In order fittingly to address the son of a queen, who would someday occupy a throne, Bordenave had assumed the tone of a man exhibiting a bear in the street. In a voice tremulous with false emotion he kept repeating:

“If His Highness will have the goodness to follow me—would His Highness deign to come this way? His Highness will take care!”

The prince did not hurry in the least. On the contrary, he was greatly interested and kept pausing in order to look at the sceneshifters’ maneuvers. A batten had just been lowered, and the group of gaslights high up among its iron crossbars illuminated the stage with a wide beam of light. Muffat, who had never yet been behind scenes at a theater, was even more astonished than the rest. An uneasy feeling of mingled fear and vague repugnance took possession of him. He looked up into the heights above him, where more battens, the gas jets on which were burning low, gleamed like galaxies of little bluish stars amid a chaos of iron rods, connecting lines of all sizes, hanging stages and canvases spread out in space, like huge cloths hung out to dry.

“Lower away!” shouted the foreman unexpectedly.

And the prince himself had to warn the count, for a canvas was descending. They were setting the scenery for the third act, which was the grotto on Mount Etna. Men were busy planting masts in the sockets, while others went and took frames which were leaning against the walls of the stage and proceeded to lash them with strong cords to the poles already in position. At the back of the stage, with a view to producing the bright rays thrown by Vulcan’s glowing forge, a stand had been fixed by a limelight man, who was now lighting various burners under red glasses. The scene was one of confusion, verging to all appearances on absolute chaos, but every little move had been prearranged. Nay, amid all the scurry the whistle blower even took a few turns, stepping short as he did so, in order to rest his legs.

“His Highness overwhelms me,” said Bordenave, still bowing low. “The theater is not large, but we do what we can. Now if His Highness deigns to follow me—”

Count Muffat was already making for the dressing-room passage. The really sharp downward slope of the stage had surprised him disagreeably, and he owed no small part of his present anxiety to a feeling that its boards were moving under his feet. Through the open sockets gas was descried burning in the “dock.” Human voices and blasts of air, as from a vault, came up thence, and, looking down into the depths of gloom, one became aware of a whole subterranean existence. But just as the count was going up the stage a small incident occurred to stop him. Two little women, dressed for the third act, were chatting by the peephole in the curtain. One of them, straining forward and widening the hole with her fingers in order the better to observe things, was scanning the house beyond.

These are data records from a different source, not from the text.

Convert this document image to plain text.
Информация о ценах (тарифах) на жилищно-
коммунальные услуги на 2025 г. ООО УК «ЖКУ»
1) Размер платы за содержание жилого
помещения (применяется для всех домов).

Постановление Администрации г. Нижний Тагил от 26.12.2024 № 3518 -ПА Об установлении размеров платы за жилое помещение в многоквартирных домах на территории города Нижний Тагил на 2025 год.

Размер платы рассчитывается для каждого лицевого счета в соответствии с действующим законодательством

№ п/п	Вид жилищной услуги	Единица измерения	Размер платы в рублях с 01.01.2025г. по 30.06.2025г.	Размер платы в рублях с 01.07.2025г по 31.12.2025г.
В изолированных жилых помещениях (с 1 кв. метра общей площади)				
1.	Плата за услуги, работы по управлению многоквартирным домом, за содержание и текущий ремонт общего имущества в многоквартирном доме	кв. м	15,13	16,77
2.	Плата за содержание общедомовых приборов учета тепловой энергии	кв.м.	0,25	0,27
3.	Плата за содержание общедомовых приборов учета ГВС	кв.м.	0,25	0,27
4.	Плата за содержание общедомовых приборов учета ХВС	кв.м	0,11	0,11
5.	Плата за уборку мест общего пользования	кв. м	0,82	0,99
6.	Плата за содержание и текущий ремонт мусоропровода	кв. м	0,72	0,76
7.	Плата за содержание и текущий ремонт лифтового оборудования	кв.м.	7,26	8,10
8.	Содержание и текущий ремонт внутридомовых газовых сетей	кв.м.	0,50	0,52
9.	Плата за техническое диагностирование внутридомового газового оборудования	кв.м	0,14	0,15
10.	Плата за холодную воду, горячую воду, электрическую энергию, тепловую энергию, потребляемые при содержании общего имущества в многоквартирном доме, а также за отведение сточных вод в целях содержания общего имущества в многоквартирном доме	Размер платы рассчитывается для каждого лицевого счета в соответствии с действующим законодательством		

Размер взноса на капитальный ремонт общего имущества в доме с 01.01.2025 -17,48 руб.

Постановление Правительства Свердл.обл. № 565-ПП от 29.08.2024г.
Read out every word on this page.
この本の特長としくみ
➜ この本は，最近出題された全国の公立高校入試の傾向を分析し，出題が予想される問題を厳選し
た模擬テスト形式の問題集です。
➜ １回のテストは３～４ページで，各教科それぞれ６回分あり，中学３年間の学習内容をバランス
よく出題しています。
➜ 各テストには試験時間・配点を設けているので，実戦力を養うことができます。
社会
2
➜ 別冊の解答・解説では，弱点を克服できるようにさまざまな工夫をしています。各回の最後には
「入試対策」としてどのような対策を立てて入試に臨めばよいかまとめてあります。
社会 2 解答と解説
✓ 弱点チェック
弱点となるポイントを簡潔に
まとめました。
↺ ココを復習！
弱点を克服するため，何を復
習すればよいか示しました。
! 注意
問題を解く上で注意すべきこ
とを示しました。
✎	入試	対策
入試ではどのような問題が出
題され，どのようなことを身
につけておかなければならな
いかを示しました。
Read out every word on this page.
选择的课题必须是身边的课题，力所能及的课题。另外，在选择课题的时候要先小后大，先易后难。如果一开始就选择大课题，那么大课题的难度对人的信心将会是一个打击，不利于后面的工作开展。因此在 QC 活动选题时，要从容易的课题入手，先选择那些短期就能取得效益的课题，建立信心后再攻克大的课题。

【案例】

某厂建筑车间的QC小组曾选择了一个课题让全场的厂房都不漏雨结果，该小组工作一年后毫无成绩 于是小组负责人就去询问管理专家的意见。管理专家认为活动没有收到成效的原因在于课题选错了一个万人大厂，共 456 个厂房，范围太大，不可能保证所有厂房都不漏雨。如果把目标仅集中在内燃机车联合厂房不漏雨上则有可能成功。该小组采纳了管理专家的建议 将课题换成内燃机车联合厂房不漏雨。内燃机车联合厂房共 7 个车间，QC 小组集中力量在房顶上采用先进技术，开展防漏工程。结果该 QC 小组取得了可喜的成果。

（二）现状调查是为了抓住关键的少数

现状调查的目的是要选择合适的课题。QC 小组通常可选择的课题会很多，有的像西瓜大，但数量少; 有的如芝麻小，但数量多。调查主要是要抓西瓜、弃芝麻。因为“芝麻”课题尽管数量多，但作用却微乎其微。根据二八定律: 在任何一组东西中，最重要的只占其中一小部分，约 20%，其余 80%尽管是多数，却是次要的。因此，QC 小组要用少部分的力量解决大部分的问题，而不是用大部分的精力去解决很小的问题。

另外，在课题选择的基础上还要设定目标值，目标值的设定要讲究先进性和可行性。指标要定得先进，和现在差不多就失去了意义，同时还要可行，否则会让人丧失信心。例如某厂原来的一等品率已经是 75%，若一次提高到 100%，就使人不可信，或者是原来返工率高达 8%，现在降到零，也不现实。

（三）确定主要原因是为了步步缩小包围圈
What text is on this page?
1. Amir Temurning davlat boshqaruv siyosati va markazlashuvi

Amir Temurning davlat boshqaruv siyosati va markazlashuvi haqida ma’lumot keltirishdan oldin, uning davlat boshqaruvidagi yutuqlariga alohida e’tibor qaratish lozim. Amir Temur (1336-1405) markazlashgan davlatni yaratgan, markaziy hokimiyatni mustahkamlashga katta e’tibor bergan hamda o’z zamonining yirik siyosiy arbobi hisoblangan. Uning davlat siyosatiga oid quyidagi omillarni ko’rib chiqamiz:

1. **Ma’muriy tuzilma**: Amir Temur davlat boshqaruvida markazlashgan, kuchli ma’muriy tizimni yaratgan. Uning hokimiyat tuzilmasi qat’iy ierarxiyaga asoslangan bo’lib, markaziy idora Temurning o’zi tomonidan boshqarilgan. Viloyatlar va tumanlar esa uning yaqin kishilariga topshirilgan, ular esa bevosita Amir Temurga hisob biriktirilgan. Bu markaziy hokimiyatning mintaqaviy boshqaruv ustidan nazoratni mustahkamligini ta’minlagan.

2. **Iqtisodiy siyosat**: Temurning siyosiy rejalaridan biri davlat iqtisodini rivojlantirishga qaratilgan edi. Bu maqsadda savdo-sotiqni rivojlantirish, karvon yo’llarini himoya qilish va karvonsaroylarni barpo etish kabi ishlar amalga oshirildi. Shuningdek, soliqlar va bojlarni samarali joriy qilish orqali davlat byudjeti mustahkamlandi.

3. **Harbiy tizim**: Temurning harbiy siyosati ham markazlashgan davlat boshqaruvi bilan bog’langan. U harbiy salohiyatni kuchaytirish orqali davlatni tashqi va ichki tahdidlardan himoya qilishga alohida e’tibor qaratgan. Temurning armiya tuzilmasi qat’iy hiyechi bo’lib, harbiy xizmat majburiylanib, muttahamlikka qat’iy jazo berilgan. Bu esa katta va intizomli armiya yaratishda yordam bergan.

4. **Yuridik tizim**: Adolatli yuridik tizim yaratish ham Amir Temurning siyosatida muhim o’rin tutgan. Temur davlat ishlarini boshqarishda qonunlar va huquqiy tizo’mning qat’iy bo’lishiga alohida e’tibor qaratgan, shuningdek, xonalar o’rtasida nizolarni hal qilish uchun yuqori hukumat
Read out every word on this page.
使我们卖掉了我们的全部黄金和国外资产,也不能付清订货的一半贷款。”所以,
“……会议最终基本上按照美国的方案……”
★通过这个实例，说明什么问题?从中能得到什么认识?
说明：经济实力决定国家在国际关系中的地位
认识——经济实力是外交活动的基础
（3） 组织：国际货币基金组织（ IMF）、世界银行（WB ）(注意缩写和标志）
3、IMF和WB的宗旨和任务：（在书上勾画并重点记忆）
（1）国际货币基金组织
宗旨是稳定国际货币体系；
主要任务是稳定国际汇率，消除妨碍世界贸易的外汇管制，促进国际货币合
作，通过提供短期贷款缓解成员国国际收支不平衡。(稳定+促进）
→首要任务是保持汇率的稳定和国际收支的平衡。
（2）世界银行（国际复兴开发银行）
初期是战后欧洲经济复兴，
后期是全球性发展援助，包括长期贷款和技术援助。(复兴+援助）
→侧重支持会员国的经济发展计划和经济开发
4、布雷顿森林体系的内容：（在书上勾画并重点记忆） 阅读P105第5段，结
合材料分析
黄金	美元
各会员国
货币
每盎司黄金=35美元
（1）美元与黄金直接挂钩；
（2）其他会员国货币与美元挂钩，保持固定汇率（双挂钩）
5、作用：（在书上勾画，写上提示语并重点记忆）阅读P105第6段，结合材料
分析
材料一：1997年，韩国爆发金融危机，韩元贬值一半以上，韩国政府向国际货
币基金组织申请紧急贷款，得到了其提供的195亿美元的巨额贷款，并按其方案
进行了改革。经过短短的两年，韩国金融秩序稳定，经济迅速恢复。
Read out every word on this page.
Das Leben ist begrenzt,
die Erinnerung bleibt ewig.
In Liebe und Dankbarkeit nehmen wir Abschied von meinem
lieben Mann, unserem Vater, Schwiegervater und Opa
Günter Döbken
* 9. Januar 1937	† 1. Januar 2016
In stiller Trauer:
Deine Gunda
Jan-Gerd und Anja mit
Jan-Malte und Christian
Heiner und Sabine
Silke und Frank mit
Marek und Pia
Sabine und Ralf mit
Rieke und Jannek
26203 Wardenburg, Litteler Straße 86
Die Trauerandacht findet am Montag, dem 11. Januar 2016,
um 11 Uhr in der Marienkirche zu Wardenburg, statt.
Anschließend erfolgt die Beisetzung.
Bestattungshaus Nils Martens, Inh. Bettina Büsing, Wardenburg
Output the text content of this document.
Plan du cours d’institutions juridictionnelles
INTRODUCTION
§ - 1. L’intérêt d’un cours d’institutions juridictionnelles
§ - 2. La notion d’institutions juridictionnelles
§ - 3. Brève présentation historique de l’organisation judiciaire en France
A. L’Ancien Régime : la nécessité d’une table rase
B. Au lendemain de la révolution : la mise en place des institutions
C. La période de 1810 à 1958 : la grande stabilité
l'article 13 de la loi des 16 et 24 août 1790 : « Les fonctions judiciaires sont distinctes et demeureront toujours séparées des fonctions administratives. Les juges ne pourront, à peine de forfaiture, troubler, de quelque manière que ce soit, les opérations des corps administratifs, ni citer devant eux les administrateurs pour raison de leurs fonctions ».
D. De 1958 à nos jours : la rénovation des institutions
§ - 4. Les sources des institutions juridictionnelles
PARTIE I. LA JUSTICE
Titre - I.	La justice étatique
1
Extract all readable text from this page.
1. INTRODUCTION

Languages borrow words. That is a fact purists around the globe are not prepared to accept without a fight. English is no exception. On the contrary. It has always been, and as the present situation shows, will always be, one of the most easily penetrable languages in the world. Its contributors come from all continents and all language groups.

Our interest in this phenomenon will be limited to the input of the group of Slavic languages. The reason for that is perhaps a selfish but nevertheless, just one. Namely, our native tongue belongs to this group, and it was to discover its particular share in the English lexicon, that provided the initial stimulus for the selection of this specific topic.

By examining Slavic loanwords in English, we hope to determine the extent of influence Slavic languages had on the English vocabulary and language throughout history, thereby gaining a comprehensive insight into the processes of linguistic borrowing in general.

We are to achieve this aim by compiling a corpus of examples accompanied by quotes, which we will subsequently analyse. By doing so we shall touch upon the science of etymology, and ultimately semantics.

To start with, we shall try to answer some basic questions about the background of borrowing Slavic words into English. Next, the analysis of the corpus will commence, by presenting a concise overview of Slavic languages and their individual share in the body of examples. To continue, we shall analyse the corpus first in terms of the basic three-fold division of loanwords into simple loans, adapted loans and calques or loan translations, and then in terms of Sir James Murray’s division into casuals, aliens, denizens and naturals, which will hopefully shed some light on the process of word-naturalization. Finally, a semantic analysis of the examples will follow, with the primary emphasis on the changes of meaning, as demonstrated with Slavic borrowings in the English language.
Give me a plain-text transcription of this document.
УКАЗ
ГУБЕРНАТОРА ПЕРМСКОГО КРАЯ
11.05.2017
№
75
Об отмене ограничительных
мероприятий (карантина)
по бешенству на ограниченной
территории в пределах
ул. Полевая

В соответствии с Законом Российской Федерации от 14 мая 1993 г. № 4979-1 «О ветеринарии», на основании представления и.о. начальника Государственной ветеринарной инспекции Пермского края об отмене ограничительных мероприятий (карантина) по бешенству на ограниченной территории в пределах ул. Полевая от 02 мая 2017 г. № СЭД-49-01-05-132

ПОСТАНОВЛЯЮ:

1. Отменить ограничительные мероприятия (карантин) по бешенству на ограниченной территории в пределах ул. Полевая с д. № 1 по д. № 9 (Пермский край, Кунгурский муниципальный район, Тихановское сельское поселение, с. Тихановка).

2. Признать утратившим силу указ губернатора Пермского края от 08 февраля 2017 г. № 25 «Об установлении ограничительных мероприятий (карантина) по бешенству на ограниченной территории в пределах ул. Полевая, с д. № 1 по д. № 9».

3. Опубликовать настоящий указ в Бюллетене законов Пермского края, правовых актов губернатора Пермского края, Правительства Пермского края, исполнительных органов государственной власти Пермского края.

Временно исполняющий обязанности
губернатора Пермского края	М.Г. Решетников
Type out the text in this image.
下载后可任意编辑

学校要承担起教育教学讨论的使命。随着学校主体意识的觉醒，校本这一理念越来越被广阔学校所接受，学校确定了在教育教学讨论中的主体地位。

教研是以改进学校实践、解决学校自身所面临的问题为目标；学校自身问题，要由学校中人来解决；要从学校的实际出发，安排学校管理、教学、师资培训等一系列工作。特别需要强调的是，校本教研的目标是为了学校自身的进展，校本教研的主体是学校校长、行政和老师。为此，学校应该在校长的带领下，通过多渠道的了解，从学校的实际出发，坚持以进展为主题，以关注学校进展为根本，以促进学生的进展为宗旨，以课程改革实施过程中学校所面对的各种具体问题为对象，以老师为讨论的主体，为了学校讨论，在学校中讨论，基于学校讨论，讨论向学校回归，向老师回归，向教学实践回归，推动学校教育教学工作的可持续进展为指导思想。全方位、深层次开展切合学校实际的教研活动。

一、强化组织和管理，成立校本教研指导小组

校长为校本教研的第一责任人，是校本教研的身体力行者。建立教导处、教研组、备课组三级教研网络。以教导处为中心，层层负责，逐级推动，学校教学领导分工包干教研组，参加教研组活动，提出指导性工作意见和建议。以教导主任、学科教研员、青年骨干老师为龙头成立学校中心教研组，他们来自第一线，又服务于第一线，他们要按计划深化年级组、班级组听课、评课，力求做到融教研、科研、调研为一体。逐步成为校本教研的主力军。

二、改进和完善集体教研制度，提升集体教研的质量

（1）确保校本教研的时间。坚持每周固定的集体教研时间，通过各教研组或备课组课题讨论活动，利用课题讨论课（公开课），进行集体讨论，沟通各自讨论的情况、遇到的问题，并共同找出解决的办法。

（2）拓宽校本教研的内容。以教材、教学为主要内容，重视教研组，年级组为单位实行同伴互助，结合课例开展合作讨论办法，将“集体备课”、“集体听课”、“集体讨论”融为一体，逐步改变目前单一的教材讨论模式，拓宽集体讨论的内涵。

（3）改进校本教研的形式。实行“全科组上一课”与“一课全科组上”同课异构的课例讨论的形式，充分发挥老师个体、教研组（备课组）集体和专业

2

“I see him,” said she sharply. “Oh, what a mug!”

Horrified, Bordenave had much ado not to give her a kick. But the prince smiled and looked pleased and excited by the remark. He gazed warmly at the little woman who did not care a button for His Highness, and she, on her part, laughed unblushingly. Bordenave, however, persuaded the prince to follow him. Muffat was beginning to perspire; he had taken his hat off. What inconvenienced him most was the stuffy, dense, overheated air of the place with its strong, haunting smell, a smell peculiar to this part of a theater, and, as such, compact of the reek of gas, of the glue used in the manufacture of the scenery, of dirty dark nooks and corners and of questionably clean chorus girls. In the passage the air was still more suffocating, and one seemed to breathe a poisoned atmosphere, which was occasionally relieved by the acid scents of toilet waters and the perfumes of various soaps emanating from the dressing rooms. The count lifted his eyes as he passed and glanced up the staircase, for he was well-nigh startled by the keen flood of light and warmth which flowed down upon his back and shoulders. High up above him there was a clicking of ewers and basins, a sound of laughter and of people calling to one another, a banging of doors, which in their continual opening and shutting allowed an odor of womankind to escape—a musky scent of oils and essences mingling with the natural pungency exhaled from human tresses. He did not stop. Nay, he hastened his walk: he almost ran, his skin tingling with the breath of that fiery approach to a world he knew nothing of.

“A theater’s a curious sight, eh?” said the Marquis de Chouard with the enchanted expression of a man who once more finds himself amid familiar surroundings.